Es absurdo exigir a científicos que sólo comienzan a estudiar un virus, su modo de propagación y los daños que puede causar, que pongan remedio a lo que todavía no conocen. Y es cuando menos pretencioso que ciertos científicos se atrevan a “responder” a tal pedido.
Un cambio en el seno de la sociedad
En el momento de la aparición de este virus, la adopción de ciertas medidas podía explicarse como resultado de errores de apreciación. Por ejemplo, el presidente francés Emmanuel Macron inició la práctica del confinamiento generalizado bajo la influencia de las estadísticas catastrofistas del británico Neil Ferguson, del Imperial College of London [2]. Ferguson auguraba al menos 500 000 muertos y hay 14 veces menos, según cifras oficiales de las que ya se sabe que están por encima de la realidad.
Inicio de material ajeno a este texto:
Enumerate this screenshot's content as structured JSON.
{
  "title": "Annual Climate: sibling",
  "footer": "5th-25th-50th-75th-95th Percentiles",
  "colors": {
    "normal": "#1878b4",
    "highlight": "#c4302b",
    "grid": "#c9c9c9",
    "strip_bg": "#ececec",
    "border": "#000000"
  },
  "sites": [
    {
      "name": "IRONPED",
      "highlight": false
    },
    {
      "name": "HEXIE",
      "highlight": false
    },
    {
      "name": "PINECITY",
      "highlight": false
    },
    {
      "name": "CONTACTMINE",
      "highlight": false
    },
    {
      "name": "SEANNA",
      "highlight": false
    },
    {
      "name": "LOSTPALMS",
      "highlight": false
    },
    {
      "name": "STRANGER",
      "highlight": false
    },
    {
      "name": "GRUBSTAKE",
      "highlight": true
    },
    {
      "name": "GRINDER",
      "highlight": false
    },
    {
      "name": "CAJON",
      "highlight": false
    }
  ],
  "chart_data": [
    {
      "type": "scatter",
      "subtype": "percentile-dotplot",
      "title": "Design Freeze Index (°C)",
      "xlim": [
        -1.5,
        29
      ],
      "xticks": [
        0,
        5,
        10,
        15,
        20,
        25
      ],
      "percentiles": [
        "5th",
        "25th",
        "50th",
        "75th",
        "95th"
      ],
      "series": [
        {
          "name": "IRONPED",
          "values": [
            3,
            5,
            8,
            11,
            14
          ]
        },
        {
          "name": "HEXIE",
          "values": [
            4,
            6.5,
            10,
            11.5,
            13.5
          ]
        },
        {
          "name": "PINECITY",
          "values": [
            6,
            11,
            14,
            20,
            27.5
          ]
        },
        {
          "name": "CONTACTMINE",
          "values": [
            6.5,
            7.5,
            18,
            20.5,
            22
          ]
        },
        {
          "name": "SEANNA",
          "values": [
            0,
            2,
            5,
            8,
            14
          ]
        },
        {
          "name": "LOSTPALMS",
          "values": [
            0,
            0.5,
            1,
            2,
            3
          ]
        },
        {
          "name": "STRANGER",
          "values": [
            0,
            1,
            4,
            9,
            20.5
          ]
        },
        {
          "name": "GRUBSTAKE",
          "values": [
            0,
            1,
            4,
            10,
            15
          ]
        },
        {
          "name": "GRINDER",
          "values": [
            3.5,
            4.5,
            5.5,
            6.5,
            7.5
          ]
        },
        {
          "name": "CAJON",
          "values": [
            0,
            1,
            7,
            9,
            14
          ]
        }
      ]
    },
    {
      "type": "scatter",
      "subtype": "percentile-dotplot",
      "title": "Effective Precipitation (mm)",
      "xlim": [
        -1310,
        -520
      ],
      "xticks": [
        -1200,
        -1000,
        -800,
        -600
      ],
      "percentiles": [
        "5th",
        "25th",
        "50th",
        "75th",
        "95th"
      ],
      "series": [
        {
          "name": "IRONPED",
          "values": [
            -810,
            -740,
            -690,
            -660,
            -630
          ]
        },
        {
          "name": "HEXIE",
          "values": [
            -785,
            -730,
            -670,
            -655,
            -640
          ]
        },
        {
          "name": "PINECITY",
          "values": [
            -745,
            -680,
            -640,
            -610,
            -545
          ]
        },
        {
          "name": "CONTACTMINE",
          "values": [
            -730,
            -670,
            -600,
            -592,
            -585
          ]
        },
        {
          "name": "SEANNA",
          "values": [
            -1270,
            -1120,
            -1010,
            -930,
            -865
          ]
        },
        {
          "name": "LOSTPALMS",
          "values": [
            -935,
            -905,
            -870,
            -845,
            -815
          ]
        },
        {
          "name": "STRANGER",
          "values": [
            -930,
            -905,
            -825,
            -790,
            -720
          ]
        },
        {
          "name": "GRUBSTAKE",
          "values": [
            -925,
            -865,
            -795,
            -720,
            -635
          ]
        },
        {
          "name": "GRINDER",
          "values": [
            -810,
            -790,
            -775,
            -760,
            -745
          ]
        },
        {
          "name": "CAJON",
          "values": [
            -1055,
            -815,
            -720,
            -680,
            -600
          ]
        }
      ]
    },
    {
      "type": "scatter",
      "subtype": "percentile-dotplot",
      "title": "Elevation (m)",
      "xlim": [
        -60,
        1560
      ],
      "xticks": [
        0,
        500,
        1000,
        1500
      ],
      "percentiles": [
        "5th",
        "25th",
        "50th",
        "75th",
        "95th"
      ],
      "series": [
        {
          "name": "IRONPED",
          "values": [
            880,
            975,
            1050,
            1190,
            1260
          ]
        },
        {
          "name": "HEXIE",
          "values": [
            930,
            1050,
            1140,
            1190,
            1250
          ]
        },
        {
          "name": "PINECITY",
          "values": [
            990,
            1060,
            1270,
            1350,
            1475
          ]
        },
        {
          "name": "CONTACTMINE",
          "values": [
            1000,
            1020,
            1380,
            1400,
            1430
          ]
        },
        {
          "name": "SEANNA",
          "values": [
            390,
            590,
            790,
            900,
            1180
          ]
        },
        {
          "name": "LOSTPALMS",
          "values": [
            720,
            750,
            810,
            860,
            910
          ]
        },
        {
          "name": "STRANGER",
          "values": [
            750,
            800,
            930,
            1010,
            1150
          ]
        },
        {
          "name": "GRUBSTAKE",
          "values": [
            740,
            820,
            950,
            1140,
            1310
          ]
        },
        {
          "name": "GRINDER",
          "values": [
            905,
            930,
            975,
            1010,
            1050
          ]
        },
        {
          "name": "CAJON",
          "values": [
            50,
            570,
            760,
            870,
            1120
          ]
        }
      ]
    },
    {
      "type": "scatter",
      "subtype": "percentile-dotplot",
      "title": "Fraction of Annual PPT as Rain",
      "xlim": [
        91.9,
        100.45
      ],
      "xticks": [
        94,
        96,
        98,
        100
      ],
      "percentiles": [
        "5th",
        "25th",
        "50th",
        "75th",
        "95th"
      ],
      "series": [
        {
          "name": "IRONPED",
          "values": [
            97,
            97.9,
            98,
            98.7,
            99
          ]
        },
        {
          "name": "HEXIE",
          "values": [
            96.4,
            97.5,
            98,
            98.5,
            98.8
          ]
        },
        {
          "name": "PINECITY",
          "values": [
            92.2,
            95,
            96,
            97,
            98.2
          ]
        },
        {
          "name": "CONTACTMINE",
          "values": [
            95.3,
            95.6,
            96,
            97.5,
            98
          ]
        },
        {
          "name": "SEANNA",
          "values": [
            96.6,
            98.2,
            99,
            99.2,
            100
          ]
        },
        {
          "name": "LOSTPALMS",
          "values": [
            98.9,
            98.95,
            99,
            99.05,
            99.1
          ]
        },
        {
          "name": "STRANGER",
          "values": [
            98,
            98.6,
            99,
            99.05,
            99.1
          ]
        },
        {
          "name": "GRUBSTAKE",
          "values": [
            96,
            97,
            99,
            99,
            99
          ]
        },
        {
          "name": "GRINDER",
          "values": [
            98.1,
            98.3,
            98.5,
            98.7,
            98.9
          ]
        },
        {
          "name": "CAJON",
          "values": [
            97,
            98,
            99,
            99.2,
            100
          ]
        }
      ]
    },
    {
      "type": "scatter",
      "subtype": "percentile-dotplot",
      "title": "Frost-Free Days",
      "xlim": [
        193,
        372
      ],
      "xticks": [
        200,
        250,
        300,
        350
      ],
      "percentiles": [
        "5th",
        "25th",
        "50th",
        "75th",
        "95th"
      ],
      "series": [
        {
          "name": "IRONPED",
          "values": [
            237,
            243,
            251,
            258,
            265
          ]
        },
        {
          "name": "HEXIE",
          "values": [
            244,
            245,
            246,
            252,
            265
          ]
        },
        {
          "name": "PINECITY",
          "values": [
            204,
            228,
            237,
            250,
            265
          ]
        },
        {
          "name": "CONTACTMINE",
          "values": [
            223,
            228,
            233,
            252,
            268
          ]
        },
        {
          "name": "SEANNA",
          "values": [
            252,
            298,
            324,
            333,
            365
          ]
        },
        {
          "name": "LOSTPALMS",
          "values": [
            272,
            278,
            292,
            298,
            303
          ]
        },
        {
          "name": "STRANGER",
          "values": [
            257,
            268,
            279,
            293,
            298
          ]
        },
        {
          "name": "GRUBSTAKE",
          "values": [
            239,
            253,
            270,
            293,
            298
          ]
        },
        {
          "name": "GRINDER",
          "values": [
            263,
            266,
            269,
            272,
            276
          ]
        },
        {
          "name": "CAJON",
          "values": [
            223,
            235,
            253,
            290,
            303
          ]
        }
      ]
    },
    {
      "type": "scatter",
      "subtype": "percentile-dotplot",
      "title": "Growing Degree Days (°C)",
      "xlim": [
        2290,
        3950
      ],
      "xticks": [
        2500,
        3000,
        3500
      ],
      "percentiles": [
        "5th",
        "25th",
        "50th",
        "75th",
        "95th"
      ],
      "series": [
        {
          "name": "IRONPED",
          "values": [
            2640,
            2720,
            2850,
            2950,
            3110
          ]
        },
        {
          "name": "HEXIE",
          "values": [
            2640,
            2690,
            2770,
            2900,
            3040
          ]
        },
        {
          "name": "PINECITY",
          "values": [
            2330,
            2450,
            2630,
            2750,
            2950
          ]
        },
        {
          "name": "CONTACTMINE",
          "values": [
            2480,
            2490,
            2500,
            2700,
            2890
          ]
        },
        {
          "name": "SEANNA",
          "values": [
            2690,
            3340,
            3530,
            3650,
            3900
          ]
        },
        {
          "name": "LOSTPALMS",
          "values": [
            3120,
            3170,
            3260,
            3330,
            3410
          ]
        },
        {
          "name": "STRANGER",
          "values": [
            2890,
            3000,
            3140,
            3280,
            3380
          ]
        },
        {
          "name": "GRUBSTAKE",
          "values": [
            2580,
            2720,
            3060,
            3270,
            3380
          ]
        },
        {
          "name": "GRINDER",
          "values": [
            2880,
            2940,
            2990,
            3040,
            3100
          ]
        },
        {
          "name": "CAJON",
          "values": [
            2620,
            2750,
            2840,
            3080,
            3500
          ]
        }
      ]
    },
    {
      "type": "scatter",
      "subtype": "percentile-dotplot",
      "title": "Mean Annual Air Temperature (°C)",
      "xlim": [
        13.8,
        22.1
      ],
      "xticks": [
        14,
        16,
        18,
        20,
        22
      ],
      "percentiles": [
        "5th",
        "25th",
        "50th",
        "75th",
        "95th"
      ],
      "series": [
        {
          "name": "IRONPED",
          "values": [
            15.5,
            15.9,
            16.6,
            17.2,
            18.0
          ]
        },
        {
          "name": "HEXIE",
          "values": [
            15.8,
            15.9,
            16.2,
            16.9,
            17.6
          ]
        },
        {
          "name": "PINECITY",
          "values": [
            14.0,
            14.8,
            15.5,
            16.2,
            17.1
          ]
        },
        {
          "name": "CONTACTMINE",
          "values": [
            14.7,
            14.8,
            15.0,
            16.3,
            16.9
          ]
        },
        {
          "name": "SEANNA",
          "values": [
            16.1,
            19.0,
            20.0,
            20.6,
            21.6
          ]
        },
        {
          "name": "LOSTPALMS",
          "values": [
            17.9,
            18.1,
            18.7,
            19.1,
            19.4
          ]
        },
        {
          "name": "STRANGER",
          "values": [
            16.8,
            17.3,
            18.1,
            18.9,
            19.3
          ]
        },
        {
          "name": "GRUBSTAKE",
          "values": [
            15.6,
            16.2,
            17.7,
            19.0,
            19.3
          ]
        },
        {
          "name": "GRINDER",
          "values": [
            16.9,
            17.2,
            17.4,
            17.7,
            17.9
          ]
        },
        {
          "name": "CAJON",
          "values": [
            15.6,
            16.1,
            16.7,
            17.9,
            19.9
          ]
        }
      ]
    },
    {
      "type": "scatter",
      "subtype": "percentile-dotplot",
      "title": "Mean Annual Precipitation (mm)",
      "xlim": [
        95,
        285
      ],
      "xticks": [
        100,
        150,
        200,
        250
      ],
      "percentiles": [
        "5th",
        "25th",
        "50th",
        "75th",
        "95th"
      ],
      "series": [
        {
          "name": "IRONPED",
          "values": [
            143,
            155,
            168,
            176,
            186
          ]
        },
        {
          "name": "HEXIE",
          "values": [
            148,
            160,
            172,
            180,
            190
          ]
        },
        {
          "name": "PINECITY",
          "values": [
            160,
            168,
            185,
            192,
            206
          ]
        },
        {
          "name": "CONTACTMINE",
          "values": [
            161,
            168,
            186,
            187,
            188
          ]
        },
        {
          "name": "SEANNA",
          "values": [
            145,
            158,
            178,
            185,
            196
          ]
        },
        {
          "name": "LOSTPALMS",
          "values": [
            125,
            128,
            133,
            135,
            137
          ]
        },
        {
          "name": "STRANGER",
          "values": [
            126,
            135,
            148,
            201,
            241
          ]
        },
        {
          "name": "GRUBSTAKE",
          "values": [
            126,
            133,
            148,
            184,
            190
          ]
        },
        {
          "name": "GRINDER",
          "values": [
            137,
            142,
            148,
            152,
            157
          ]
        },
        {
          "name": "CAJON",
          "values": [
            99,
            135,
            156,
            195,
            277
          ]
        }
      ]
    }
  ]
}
Retrospectivamente, resulta que la grave transgresión de las libertades que fue el confinamiento generalizado no estuvo justificada por los hechos.
Sin embargo, la decisión de imponer un toque de queda, tomada meses después del confinamiento generalizado, es imposible de entender de parte de Estados democráticos: todos han podido comprobar que este virus ha resultado mucho menos letal de lo que se temía y que la etapa más peligrosa ha quedado atrás. Ningún dato actual justifica tal embestida contra las libertades.
El propio presidente Macron ha justificado el toque de queda en Francia hablando de una “segunda ola” que no existe. Si en este momento se basa en un argumento tan poco convincente… ¿cuándo levantará esa medida?
Los hechos demuestran que esta vez no se trata de un error de apreciación sino de una política autoritaria que se quiere justificar invocando una crisis humanitaria [3].